Transfer Sites provide a secure way to manage file exchange. Secure authentication and encryption are used for all connections.
The main components for Transfer Sites are:
User workstation
Users can transfer files using the web-based Reflection Transfer Client or an alternate SFTP client.
Reflection Gateway Proxy
The following two services always run on the same server. These services are installed together when you install the Reflection Gateway Proxy feature.
Reflection Transfer Server: Provides the Transfer Client web application and communicates with the Reflection Gateway Administrator for user authentication and Transfer Site configuration information.
Reflection Secure Shell Proxy: Manages Secure Shell file transfers to and from the designated Transfer Site file server.

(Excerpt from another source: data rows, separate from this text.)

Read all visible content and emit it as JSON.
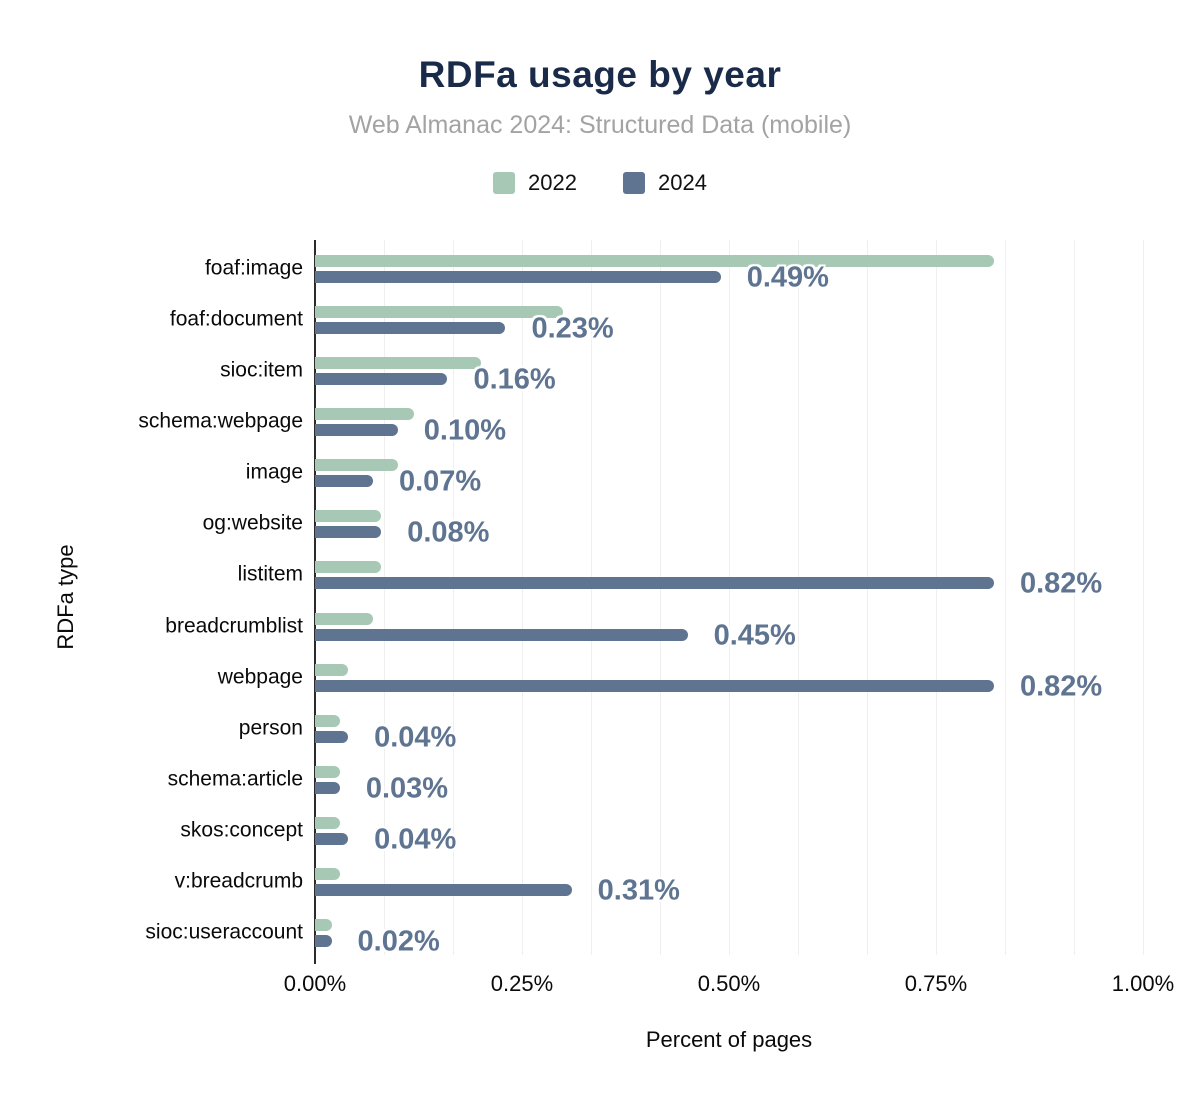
{
  "header": {
    "title": "RDFa usage by year",
    "subtitle": "Web Almanac 2024: Structured Data (mobile)"
  },
  "legend": [
    {
      "label": "2022",
      "color": "#a7c8b4"
    },
    {
      "label": "2024",
      "color": "#5e7491"
    }
  ],
  "colors": {
    "title": "#1a2b4a",
    "subtitle": "#a3a3a3",
    "series_2022": "#a7c8b4",
    "series_2024": "#5e7491",
    "value_label": "#5e7491",
    "value_label_halo": "#ffffff",
    "gridline": "#efefef",
    "axis_line": "#2b2b2b",
    "axis_text": "#0a0a0a",
    "background": "#ffffff"
  },
  "chart_data": {
    "type": "bar",
    "orientation": "horizontal",
    "title": "RDFa usage by year",
    "subtitle": "Web Almanac 2024: Structured Data (mobile)",
    "categories": [
      "foaf:image",
      "foaf:document",
      "sioc:item",
      "schema:webpage",
      "image",
      "og:website",
      "listitem",
      "breadcrumblist",
      "webpage",
      "person",
      "schema:article",
      "skos:concept",
      "v:breadcrumb",
      "sioc:useraccount"
    ],
    "series": [
      {
        "name": "2022",
        "color": "#a7c8b4",
        "values": [
          0.82,
          0.3,
          0.2,
          0.12,
          0.1,
          0.08,
          0.08,
          0.07,
          0.04,
          0.03,
          0.03,
          0.03,
          0.03,
          0.02
        ],
        "data_labels": null
      },
      {
        "name": "2024",
        "color": "#5e7491",
        "values": [
          0.49,
          0.23,
          0.16,
          0.1,
          0.07,
          0.08,
          0.82,
          0.45,
          0.82,
          0.04,
          0.03,
          0.04,
          0.31,
          0.02
        ],
        "data_labels": [
          "0.49%",
          "0.23%",
          "0.16%",
          "0.10%",
          "0.07%",
          "0.08%",
          "0.82%",
          "0.45%",
          "0.82%",
          "0.04%",
          "0.03%",
          "0.04%",
          "0.31%",
          "0.02%"
        ]
      }
    ],
    "xlabel": "Percent of pages",
    "ylabel": "RDFa type",
    "xlim": [
      0,
      1.0
    ],
    "x_tick_values": [
      0,
      0.25,
      0.5,
      0.75,
      1.0
    ],
    "x_tick_labels": [
      "0.00%",
      "0.25%",
      "0.50%",
      "0.75%",
      "1.00%"
    ],
    "grid": "vertical minor gridlines, 12 per 1%",
    "legend_position": "top-center",
    "value_labels_on": "2024 series only"
  }
}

Reflection Gateway Administrator
The Gateway Administrator service maintains user and transfer data and provides a web-based tool for provisioning users and configuring transfers. You can use it to provide access to external users (such as customers or business partners), as well as to allow access to remote employees (users with domain accounts in Active Directory who are working outside your firewall).
Transfer Site file server
In the simplest configuration, you upload and download files to and from the Reflection Gateway Proxy. However, in most cases you will want to store files securely behind your firewall. You can configure to transfer files to and from a designated file server. This can be a Windows system running the Reflection for Secure IT server (included with Reflection Gateway) or any other SFTP-enabled SSH server.
NOTE:The configuration diagrams in this section show only the components required for Transfer Sites. If you are setting up for both Jobs and Transfer Sites, review Reflection for Secure IT Gateway Components to see how to include Job components in your planning.
The simplest configuration for Transfer Sites has only two components – the user workstation and the Reflection Gateway server. All Reflection Gateway services are located on a single server, and files are transferred to and from this server. This configuration can be helpful for initial testing even if your final plans involve a more complex configuration.
A typical distributed configuration is shown below. This configuration supports secure file exchange with users outside your network. Files are transferred through a proxy in the DMZ to a Transfer Site file server behind the firewall. In this configuration, the Reflection Gateway Administrator (which manages user and transfer configuration) also runs securely in the internal network.